On March 10, 2006, Chicago started the struggle of the immigrant community against the intent to be criminalized, states a flyer for a March 8-9 Midwest Convention in Defense of Immigrant Rights. In 2008 we are being treated as criminals. The conference will map out plans for a regional demonstration on May Day in downtown Chicago.
On February 25, 70 workers at the Proex packaging plant in Batavia, Illinois, walked off the job to protest the firing of 10 of their coworkers for supposed problems with their Social Security numbers. Back on the job now, workers are pressing for the reinstatement of the 10, who worked at the plant for between 5 and 15 years.
In the Chicago area 632 people have been arrested in Immigration and Customs Enforcement (ICE) sweeps targeting fugitive aliens since October, according to local ICE spokesperson Gail Montenegro. Some 30,408 people were arrested nationwide in the past year, and ICE officials admit that 40 percent of those caught up in the sweeps had no outstanding warrants against them. They call these collateral arrests.
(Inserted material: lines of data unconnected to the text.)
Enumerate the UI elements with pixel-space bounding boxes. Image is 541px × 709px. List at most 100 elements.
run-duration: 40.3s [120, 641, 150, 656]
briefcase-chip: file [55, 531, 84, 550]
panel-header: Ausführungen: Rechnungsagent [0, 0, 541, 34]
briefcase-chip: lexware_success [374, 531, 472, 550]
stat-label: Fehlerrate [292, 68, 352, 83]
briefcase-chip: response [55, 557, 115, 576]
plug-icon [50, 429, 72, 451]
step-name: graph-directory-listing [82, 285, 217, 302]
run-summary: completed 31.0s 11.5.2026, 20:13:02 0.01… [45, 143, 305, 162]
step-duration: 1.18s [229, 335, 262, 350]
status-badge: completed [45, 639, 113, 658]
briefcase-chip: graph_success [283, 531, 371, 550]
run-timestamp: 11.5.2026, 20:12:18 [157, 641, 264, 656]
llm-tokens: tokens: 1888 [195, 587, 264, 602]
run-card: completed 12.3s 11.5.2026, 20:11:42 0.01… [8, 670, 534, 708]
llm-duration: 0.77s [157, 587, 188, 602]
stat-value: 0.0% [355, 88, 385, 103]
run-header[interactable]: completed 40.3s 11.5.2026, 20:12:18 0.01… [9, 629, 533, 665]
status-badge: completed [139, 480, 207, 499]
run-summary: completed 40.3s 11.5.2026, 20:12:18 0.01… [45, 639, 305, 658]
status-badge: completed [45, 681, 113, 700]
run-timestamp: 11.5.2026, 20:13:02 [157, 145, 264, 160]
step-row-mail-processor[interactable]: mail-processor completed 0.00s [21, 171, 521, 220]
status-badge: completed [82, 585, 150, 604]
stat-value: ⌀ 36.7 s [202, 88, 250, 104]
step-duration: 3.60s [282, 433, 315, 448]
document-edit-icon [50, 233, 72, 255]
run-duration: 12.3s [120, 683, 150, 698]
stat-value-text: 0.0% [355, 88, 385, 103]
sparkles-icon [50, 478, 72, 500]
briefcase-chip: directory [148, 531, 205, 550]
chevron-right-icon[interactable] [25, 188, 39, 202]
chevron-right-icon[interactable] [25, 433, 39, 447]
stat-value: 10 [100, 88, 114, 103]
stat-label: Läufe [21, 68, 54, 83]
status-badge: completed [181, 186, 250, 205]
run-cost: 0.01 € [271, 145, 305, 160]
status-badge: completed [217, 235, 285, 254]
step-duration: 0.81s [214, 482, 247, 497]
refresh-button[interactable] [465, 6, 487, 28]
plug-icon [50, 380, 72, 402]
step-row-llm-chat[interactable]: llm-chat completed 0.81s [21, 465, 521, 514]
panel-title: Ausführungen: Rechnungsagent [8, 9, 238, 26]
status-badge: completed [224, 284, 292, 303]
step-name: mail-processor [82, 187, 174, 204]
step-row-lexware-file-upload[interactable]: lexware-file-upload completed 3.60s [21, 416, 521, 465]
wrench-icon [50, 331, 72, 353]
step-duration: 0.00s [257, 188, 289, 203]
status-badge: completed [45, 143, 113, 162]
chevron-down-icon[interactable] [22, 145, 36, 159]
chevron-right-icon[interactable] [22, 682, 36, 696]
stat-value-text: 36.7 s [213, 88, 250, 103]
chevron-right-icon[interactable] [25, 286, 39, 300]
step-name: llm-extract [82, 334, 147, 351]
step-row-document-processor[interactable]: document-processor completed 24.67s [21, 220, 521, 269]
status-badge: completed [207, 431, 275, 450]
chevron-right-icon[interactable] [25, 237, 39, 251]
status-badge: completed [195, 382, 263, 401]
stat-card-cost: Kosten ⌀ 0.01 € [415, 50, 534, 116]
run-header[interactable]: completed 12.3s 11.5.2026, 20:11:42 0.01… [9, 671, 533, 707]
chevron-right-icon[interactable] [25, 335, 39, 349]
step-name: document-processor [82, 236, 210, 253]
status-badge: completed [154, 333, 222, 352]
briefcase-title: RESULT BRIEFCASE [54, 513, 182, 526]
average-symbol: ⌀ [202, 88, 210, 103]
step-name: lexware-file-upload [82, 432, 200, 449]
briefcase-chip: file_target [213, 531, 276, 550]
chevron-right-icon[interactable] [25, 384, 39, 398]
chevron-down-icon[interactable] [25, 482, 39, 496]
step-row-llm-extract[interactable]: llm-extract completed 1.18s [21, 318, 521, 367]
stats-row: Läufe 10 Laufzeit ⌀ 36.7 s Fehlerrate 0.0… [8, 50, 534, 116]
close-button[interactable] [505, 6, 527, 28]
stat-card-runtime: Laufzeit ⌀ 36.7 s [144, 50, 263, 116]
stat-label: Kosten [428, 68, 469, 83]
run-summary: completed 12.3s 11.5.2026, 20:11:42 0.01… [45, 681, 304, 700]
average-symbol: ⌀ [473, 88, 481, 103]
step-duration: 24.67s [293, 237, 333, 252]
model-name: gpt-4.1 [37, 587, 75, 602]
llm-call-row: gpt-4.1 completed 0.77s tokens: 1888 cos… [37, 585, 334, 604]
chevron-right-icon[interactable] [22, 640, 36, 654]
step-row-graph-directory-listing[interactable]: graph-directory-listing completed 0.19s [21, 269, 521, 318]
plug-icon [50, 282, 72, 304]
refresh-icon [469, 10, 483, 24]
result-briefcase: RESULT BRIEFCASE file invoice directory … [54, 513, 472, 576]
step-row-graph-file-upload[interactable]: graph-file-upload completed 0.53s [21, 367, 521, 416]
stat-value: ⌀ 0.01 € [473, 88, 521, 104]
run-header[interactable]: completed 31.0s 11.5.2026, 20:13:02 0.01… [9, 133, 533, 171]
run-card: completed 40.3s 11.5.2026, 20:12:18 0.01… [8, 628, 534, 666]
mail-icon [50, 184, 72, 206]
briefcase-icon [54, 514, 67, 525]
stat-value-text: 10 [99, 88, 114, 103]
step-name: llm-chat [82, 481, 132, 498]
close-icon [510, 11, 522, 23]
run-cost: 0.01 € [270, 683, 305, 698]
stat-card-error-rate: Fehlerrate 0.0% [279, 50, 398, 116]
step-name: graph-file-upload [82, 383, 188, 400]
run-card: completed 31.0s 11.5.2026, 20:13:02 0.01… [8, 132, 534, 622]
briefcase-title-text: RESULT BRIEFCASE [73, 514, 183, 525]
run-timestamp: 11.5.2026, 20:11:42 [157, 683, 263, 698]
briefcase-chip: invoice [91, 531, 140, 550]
Anti-immigrant laws enacted in Arizona, Colorado, Oklahoma, Tennessee, and other states and cities have provoked protests, including a February 6 rally of 3,000 in Danbury, Connecticut, to protest a City Council measure allowing local police to work with ICE authorities to enforce immigration law. In Indiana, workers are fighting anti-immigrant measures that have now passed both houses of the state legislature.
People are being deported, and hundreds of workers are losing their jobs because of no-match letters, said Rosi Carrasco, an organizer of the Chicago conference and member of the Latino Organization of the Southwest. We have families being divided and children left without their parents.
Two years ago on May 1 we marched against criminalization. Last year we marched to stop the deportations. This year we need to take to the streets again for legalization for all, for human rights for all immigrants, she said.
Organizing efforts are underway for May Day demonstrations in Detroit, Houston, Los Angeles, San Francisco, Seattle, Washington, D.C., and other cities across the country.
On May 1, 2007, nearly 400,000 people poured into the streets of cities and towns across the United States to demand legal status for undocumented immigrants. These working-class demonstrations drew on the political impact of May Day 2006, when 2 million people mobilized demanding legalization of all immigrants. Tens, if not hundreds, of thousands skipped work that day, making it the first nationwide political strike in U.S. history.